5. Teaching DeSoto line dances: My “workshop” activity for the week has been teaching the kids the line dances I did every summer (this one too) at Camp DeSoto. They absolutely LOVE them, and are always asking to learn another. It is cool to share something as simple as that but to see the same happiness it brings to these kids as it does to little girls in Mentone, Alabama.

6. I love you: The words that shy, 13-year-old, English-weary, Fanny told me today. I’m grateful for our friendship that has developed over discussing her fervent love for Michael Jackson and the Twilight series—conversations that are deeper and more meaningful than they might seem on the surface because of the trust and love that they have fostered.

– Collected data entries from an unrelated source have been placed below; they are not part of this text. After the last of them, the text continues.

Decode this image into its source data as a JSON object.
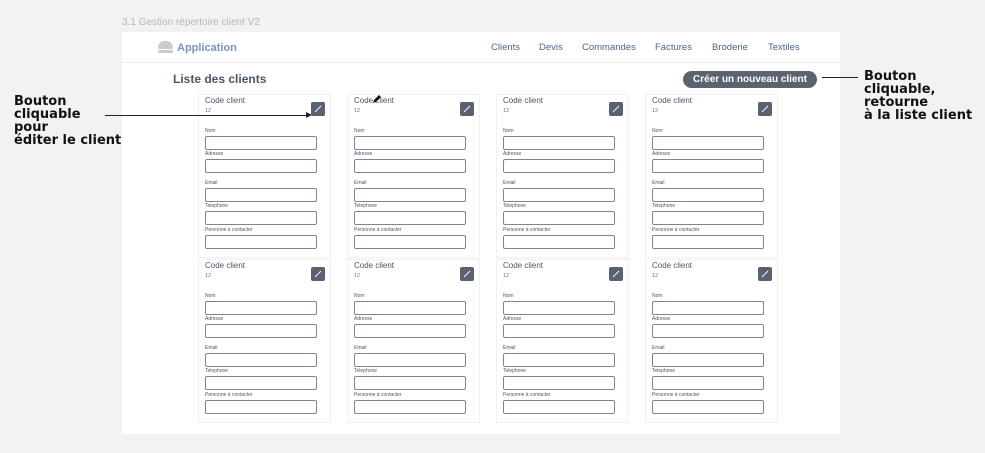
{
  "page_caption": "3.1 Gestion répertoire client V2",
  "app": {
    "title": "Application",
    "logo_icon": "burger-logo-icon"
  },
  "nav": {
    "items": [
      "Clients",
      "Devis",
      "Commandes",
      "Factures",
      "Broderie",
      "Textiles"
    ]
  },
  "list_title": "Liste des clients",
  "create_button": "Créer un nouveau client",
  "card": {
    "code_label": "Code client",
    "code_value": "12",
    "edit_icon": "pencil-icon",
    "fields": [
      "Nom",
      "Adresse",
      "Email",
      "Telephone",
      "Personne à contacter"
    ]
  },
  "annotations": {
    "left": [
      "Bouton",
      "cliquable",
      "pour",
      "éditer le client"
    ],
    "right": [
      "Bouton",
      "cliquable,",
      "retourne",
      "à la liste client"
    ]
  },
  "colors": {
    "button_dark": "#5b6270",
    "nav_link": "#4d6488",
    "app_title": "#7d93b8"
  }
}
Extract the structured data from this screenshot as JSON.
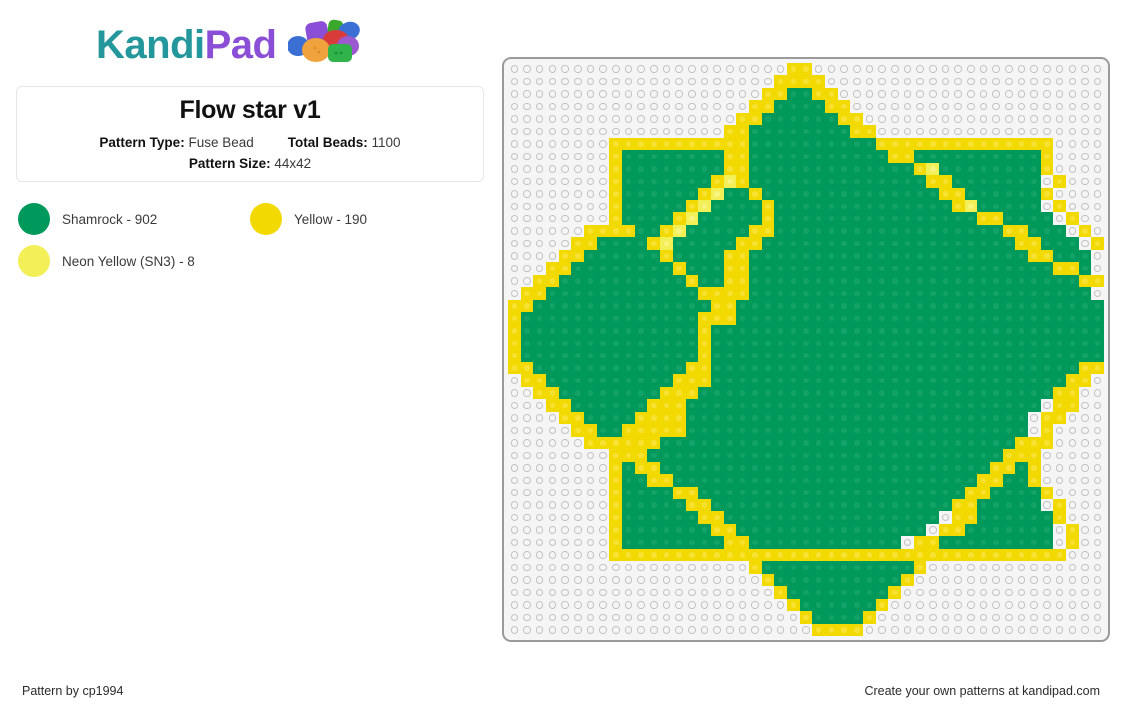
{
  "brand": {
    "name_part1": "Kandi",
    "name_part2": "Pad",
    "color_part1": "#23979b",
    "color_part2": "#8a4fd6",
    "bead_colors": [
      "#8a4fd6",
      "#3aa82c",
      "#3b6fd4",
      "#d93b3b",
      "#f0a33c",
      "#9b59d0",
      "#2fb34a"
    ]
  },
  "info": {
    "title": "Flow star v1",
    "pattern_type_label": "Pattern Type:",
    "pattern_type_value": "Fuse Bead",
    "total_beads_label": "Total Beads:",
    "total_beads_value": "1100",
    "pattern_size_label": "Pattern Size:",
    "pattern_size_value": "44x42"
  },
  "legend": {
    "items": [
      {
        "label": "Shamrock - 902",
        "color": "#00995c",
        "code": "g"
      },
      {
        "label": "Yellow - 190",
        "color": "#f2d900",
        "code": "y"
      },
      {
        "label": "Neon Yellow (SN3) - 8",
        "color": "#f2ef57",
        "code": "n"
      }
    ]
  },
  "board": {
    "cols": 47,
    "rows": 46,
    "empty_peg_color": "#f5f5f5",
    "peg_ring_color": "#c2c2c2",
    "border_color": "#9a9a9a",
    "palette": {
      "e": "transparent",
      "g": "#00995c",
      "y": "#f2d900",
      "n": "#f2ef57"
    },
    "grid": [
      "eeeeeeeeeeeeeeeeeeeeeeyyeeeeeeeeeeeeeeeeeeeeeee",
      "eeeeeeeeeeeeeeeeeeeeeyyyyeeeeeeeeeeeeeeeeeeeeee",
      "eeeeeeeeeeeeeeeeeeeeyyggyyeeeeeeeeeeeeeeeeeeeee",
      "eeeeeeeeeeeeeeeeeeeyyggggyyeeeeeeeeeeeeeeeeeeee",
      "eeeeeeeeeeeeeeeeeeyyggggggyyeeeeeeeeeeeeeeeeeee",
      "eeeeeeeeeeeeeeeeeyyggggggggyyeeeeeeeeeeeeeeeeee",
      "eeeeeeeeyyyyyyyyyyyggggggggggyyyyyyyyyyyyyyeeee",
      "eeeeeeeeyggggggggyygggggggggggyyggggggggggyeeee",
      "eeeeeeeeyggggggggyygggggggggggggynggggggggyeeee",
      "eeeeeeeeygggggggynyggggggggggggggyyggggggg yeee",
      "eeeeeeeeyggggggynggyggggggggggggggyyggggggyeeee",
      "eeeeeeeeygggggynggggyggggggggggggggynggggg yeee",
      "eeeeeeeeyggggyngggggyggggggggggggggggyygggg yee",
      "eeeeeeyyyyggyngggggyyggggggggggggggggggyyggg ye",
      "eeeeeyyggggyngggggyyggggggggggggggggggggyyggg y",
      "eeeeyyggggggyggggyyggggggggggggggggggggggyyggg ",
      "eeeyyggggggggygggyyggggggggggggggggggggggggyyg ",
      "eeyyggggggggggyggyyggggggggggggggggggggggggggyy",
      "eyyggggggggggggyyyyggggggggggggggggggggggggggg ",
      "yyggggggggggggggyyggggggggggggggggggggggggggggg",
      "yggggggggggggggyyyggggggggggggggggggggggggggggg",
      "yggggggggggggggyggggggggggggggggggggggggggggggg",
      "yggggggggggggggyggggggggggggggggggggggggggggggg",
      "yggggggggggggggyggggggggggggggggggggggggggggggg",
      "yyggggggggggggyygggggggggggggggggggggggggggggyy",
      "eyyggggggggggyyyggggggggggggggggggggggggggggyye",
      "eeyyggggggggyyyggggggggggggggggggggggggggggyyee",
      "eeeyyggggggyyygggggggggggggggggggggggggggg yyee",
      "eeeeyyggggyyyyggggggggggggggggggggggggggg yyeee",
      "eeeeeyyggyyyyyggggggggggggggggggggggggggg yeeee",
      "eeeeeeyyyyyyggggggggggggggggggggggggggggyyyeeee",
      "eeeeeeeeyyyggggggggggggggggggggggggggggyyyeeeee",
      "eeeeeeeeygyyggggggggggggggggggggggggggyygyeeeee",
      "eeeeeeeeyggyyggggggggggggggggggggggggyyggyeeeee",
      "eeeeeeeeyggggyygggggggggggggggggggggyyggggyeeee",
      "eeeeeeeeygggggyygggggggggggggggggggyyggggg yeee",
      "eeeeeeeeyggggggyyggggggggggggggggg yyggggggyeee",
      "eeeeeeeeygggggggyyggggggggggggggg yyggggggg yee",
      "eeeeeeeeyggggggggyygggggggggggg yyggggggggg yee",
      "eeeeeeeeyyyyyyyyyyyyyyyyyyyyyyyyyyyyyyyyyyyyeee",
      "eeeeeeeeeeeeeeeeeeeyggggggggggggyeeeeeeeeeeeeee",
      "eeeeeeeeeeeeeeeeeeeeyggggggggggyeeeeeeeeeeeeeee",
      "eeeeeeeeeeeeeeeeeeeeeyggggggggyeeeeeeeeeeeeeeee",
      "eeeeeeeeeeeeeeeeeeeeeeyggggggyeeeeeeeeeeeeeeeee",
      "eeeeeeeeeeeeeeeeeeeeeeeyggggyeeeeeeeeeeeeeeeeee",
      "eeeeeeeeeeeeeeeeeeeeeeeeyyyyeeeeeeeeeeeeeeeeeee"
    ]
  },
  "footer": {
    "left_text": "Pattern by cp1994",
    "right_text": "Create your own patterns at kandipad.com"
  }
}
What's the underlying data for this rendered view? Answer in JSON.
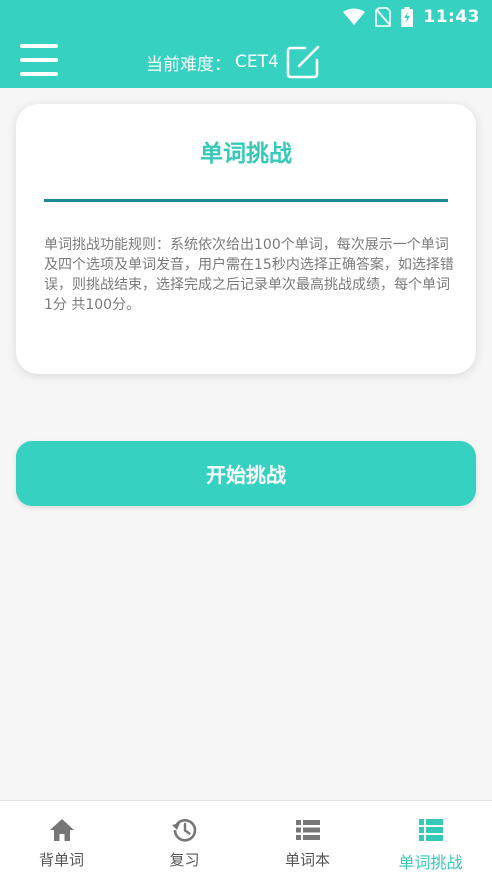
{
  "status_bar": {
    "time": "11:43",
    "icons": [
      "wifi-icon",
      "no-sim-icon",
      "battery-charging-icon"
    ]
  },
  "header": {
    "menu_icon": "hamburger-menu-icon",
    "difficulty_label": "当前难度：",
    "difficulty_value": "CET4",
    "edit_icon": "edit-icon"
  },
  "card": {
    "title": "单词挑战",
    "rules": "单词挑战功能规则：系统依次给出100个单词，每次展示一个单词及四个选项及单词发音，用户需在15秒内选择正确答案，如选择错误，则挑战结束，选择完成之后记录单次最高挑战成绩，每个单词1分 共100分。"
  },
  "start_button": {
    "label": "开始挑战"
  },
  "bottom_nav": {
    "items": [
      {
        "label": "背单词",
        "icon": "home-icon",
        "active": false
      },
      {
        "label": "复习",
        "icon": "history-icon",
        "active": false
      },
      {
        "label": "单词本",
        "icon": "list-icon",
        "active": false
      },
      {
        "label": "单词挑战",
        "icon": "list-icon",
        "active": true
      }
    ]
  },
  "colors": {
    "primary": "#36d1c0",
    "title_teal": "#36c9b8",
    "divider": "#1f8a93",
    "inactive_icon": "#777777",
    "rules_text": "#7a7a7a"
  }
}
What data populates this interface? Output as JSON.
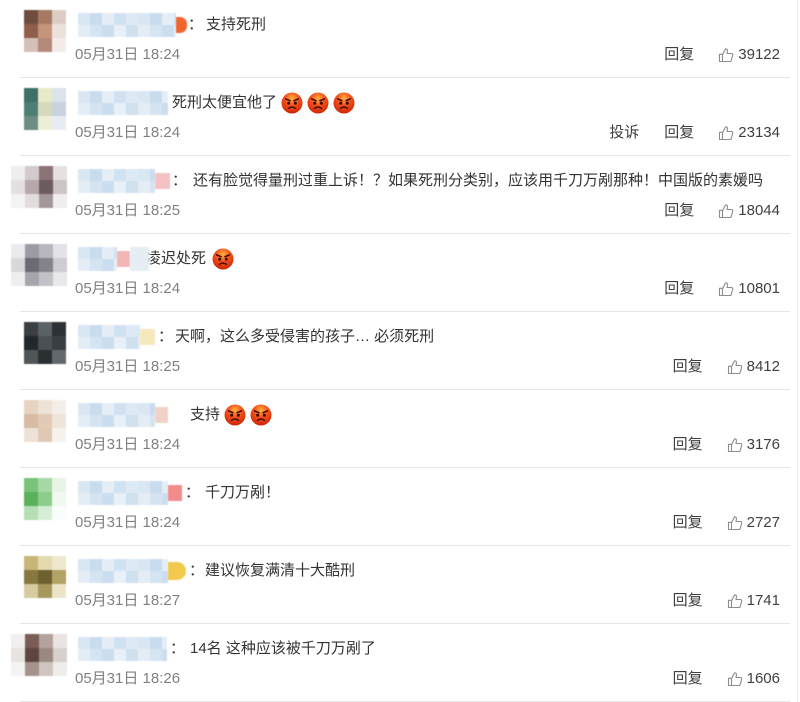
{
  "icons": {
    "like": "thumbs-up-icon",
    "emoji": "angry-face"
  },
  "comments": [
    {
      "sep": "：",
      "text": "支持死刑",
      "time": "05月31日 18:24",
      "reply": "回复",
      "likes": 39122
    },
    {
      "text": "死刑太便宜他了",
      "emojis": [
        "angry-face",
        "angry-face",
        "angry-face"
      ],
      "time": "05月31日 18:24",
      "report": "投诉",
      "reply": "回复",
      "likes": 23134
    },
    {
      "sep": "：",
      "text": "还有脸觉得量刑过重上诉！？如果死刑分类别，应该用千刀万剐那种！中国版的素媛吗",
      "time": "05月31日 18:25",
      "reply": "回复",
      "likes": 18044
    },
    {
      "text": "凌迟处死",
      "emojis": [
        "angry-face"
      ],
      "time": "05月31日 18:24",
      "reply": "回复",
      "likes": 10801
    },
    {
      "sep": "：",
      "text": "天啊，这么多受侵害的孩子… 必须死刑",
      "time": "05月31日 18:25",
      "reply": "回复",
      "likes": 8412
    },
    {
      "text": "支持",
      "emojis": [
        "angry-face",
        "angry-face"
      ],
      "time": "05月31日 18:24",
      "reply": "回复",
      "likes": 3176
    },
    {
      "sep": "：",
      "text": "千刀万剐！",
      "time": "05月31日 18:24",
      "reply": "回复",
      "likes": 2727
    },
    {
      "sep": "：",
      "text": "建议恢复满清十大酷刑",
      "time": "05月31日 18:27",
      "reply": "回复",
      "likes": 1741
    },
    {
      "sep": "：",
      "text": "14名 这种应该被千刀万剐了",
      "time": "05月31日 18:26",
      "reply": "回复",
      "likes": 1606
    }
  ]
}
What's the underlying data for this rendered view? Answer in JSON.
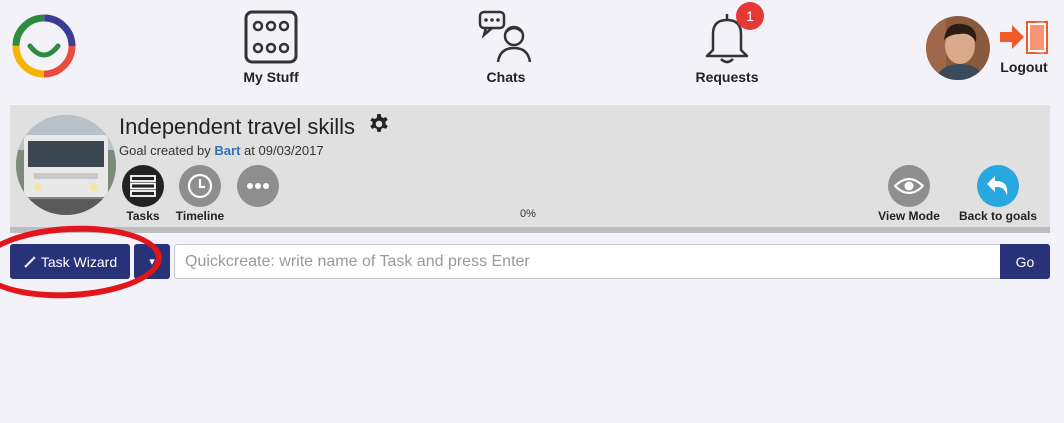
{
  "nav": {
    "my_stuff": "My Stuff",
    "chats": "Chats",
    "requests": "Requests",
    "requests_badge": "1",
    "logout": "Logout"
  },
  "goal": {
    "title": "Independent travel skills",
    "created_prefix": "Goal created by",
    "author": "Bart",
    "created_suffix": "at 09/03/2017",
    "tasks_label": "Tasks",
    "timeline_label": "Timeline",
    "progress": "0%",
    "view_mode_label": "View Mode",
    "back_label": "Back to goals"
  },
  "toolbar": {
    "task_wizard_label": "Task Wizard",
    "quickcreate_placeholder": "Quickcreate: write name of Task and press Enter",
    "go_label": "Go"
  },
  "colors": {
    "primary": "#283278",
    "badge": "#e53935",
    "link": "#2f6fb5",
    "back_button": "#29a8e0",
    "annotation_ring": "#e3141a"
  },
  "icons": [
    "app-logo-icon",
    "dice-grid-icon",
    "chat-person-icon",
    "bell-icon",
    "logout-door-icon",
    "gear-icon",
    "tasks-list-icon",
    "timeline-clock-icon",
    "more-dots-icon",
    "eye-icon",
    "back-arrow-icon",
    "magic-wand-icon",
    "caret-down-icon"
  ]
}
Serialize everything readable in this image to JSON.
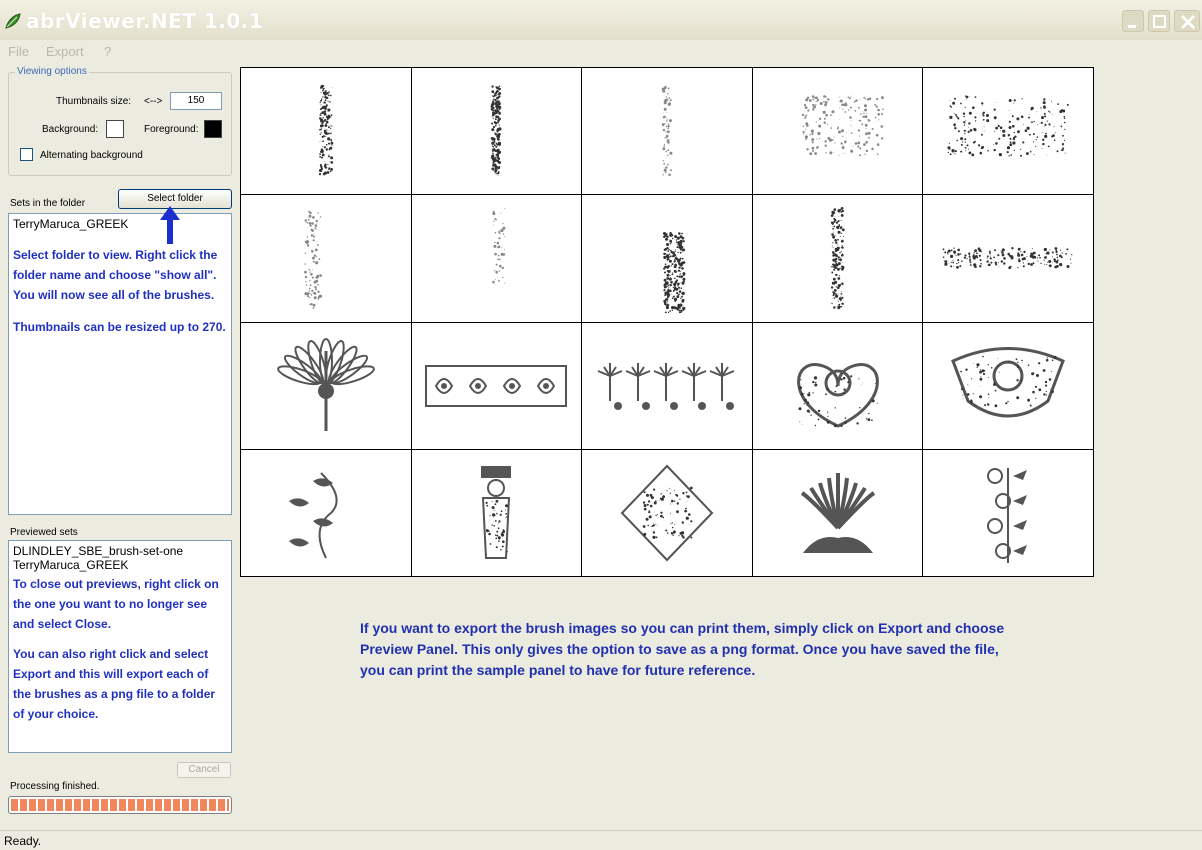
{
  "window": {
    "title": "abrViewer.NET 1.0.1"
  },
  "menu": [
    "File",
    "Export",
    "?"
  ],
  "viewing_options": {
    "legend": "Viewing options",
    "thumb_label": "Thumbnails size:",
    "arrow_glyph": "<-->",
    "thumb_value": "150",
    "background_label": "Background:",
    "foreground_label": "Foreground:",
    "background_color": "#ffffff",
    "foreground_color": "#000000",
    "alternating_label": "Alternating background",
    "alternating_checked": false
  },
  "sets": {
    "label": "Sets in the folder",
    "select_folder_button": "Select folder",
    "items": [
      "TerryMaruca_GREEK"
    ],
    "note1": "Select folder to view. Right click the folder name and choose \"show all\". You will now see all of the brushes.",
    "note2": "Thumbnails can be resized up to 270."
  },
  "previewed": {
    "label": "Previewed sets",
    "items": [
      "DLINDLEY_SBE_brush-set-one",
      "TerryMaruca_GREEK"
    ],
    "note1": "To close out previews, right click on the one you want to no longer see and select Close.",
    "note2": "You can also right click and select Export and this will export each of the brushes as a png file to a folder of your choice."
  },
  "cancel_button": "Cancel",
  "processing": {
    "status": "Processing finished.",
    "progress": 1.0
  },
  "info_text": "If you want to export the brush images so you can print them, simply click on Export and choose Preview Panel. This only gives the option to save as a png format. Once you have saved the file, you can print the sample panel to have for future reference.",
  "statusbar": {
    "text": "Ready."
  },
  "thumbnails": [
    "grunge-vertical-streak-brush",
    "grunge-vertical-stroke-brush",
    "faint-vertical-speckle-brush",
    "scattered-dust-brush",
    "scattered-speckle-brush",
    "vertical-edge-texture-brush",
    "faint-edge-texture-brush",
    "dense-vertical-grunge-brush",
    "vertical-stripe-grunge-brush",
    "horizontal-streak-brush",
    "greek-palmette-ornament-brush",
    "greek-border-frieze-brush",
    "floral-frieze-brush",
    "greek-heart-ornament-brush",
    "ornate-crest-brush",
    "floral-vine-brush",
    "caryatid-figure-brush",
    "diamond-ornament-brush",
    "anthemion-palmette-brush",
    "spiral-vine-brush"
  ],
  "colors": {
    "note_text": "#2030c0",
    "accent_arrow": "#1a2fd0",
    "progress": "#f0875c"
  }
}
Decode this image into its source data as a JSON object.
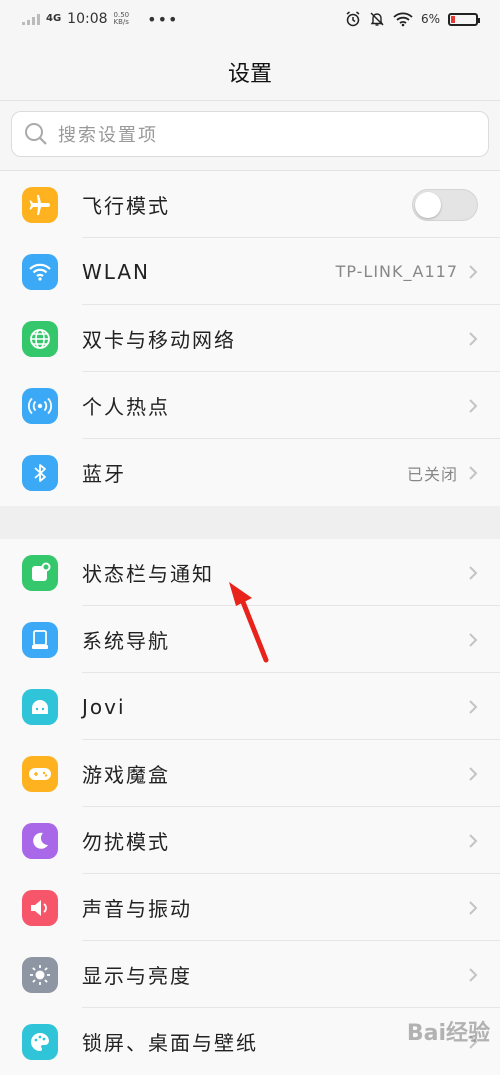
{
  "status_bar": {
    "network": "4G",
    "time": "10:08",
    "speed_value": "0.50",
    "speed_unit": "KB/s",
    "overflow": "•••",
    "battery": "6%"
  },
  "page": {
    "title": "设置"
  },
  "search": {
    "placeholder": "搜索设置项"
  },
  "group1": [
    {
      "label": "飞行模式",
      "type": "toggle",
      "toggle_on": false,
      "icon": "airplane-icon",
      "color": "#FFB21F"
    },
    {
      "label": "WLAN",
      "value": "TP-LINK_A117",
      "icon": "wifi-icon",
      "color": "#3BA9F5"
    },
    {
      "label": "双卡与移动网络",
      "icon": "globe-icon",
      "color": "#35C76B"
    },
    {
      "label": "个人热点",
      "icon": "hotspot-icon",
      "color": "#3BA9F5"
    },
    {
      "label": "蓝牙",
      "value": "已关闭",
      "icon": "bluetooth-icon",
      "color": "#3BA9F5"
    }
  ],
  "group2": [
    {
      "label": "状态栏与通知",
      "icon": "notification-icon",
      "color": "#35C76B"
    },
    {
      "label": "系统导航",
      "icon": "navigation-icon",
      "color": "#3BA9F5"
    },
    {
      "label": "Jovi",
      "icon": "jovi-icon",
      "color": "#2FC4D8"
    },
    {
      "label": "游戏魔盒",
      "icon": "gamepad-icon",
      "color": "#FFB21F"
    },
    {
      "label": "勿扰模式",
      "icon": "moon-icon",
      "color": "#A868E8"
    },
    {
      "label": "声音与振动",
      "icon": "speaker-icon",
      "color": "#F7556A"
    },
    {
      "label": "显示与亮度",
      "icon": "brightness-icon",
      "color": "#8E96A3"
    },
    {
      "label": "锁屏、桌面与壁纸",
      "icon": "palette-icon",
      "color": "#2FC4D8"
    }
  ],
  "watermark": "Bai经验"
}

I guess I’ll leave it at that for now. It’s time to make a slideshow for the last day of camp! I’d love to hear from you anytime. I’ll try to keep this updated a couple times a week, hopefully so the posts won’t be quite as long as this one.

Prayer Requests: 1. Please pray for our team as we finish up a long week of exhausting work. For flexibility, patience, and strength. 2. Pray for the kids at camp. Pray that they were loved well this week and saw Jesus in that love. 3. And for me, pray for my struggle with the French language right now. It is not coming easily, which is what I expected—but it’s seeming like it’s not coming much at all. It is discouraging and frustrating at times, I feel like a burden to the French speakers who have to listen to me. 4. Pray that I would find time to stop, catch my breath, and rest.

If anyone read all of this, I’m impressed. But thanks for your interest. Right now I’m feeling blessed beyond all measure to be here. Missing friends and family, but gratefully not homesick or discontent at all. Coming back to “Chez-Nouvellet” already feels like home, and what more could I ask for? Rien. Praise the Lord!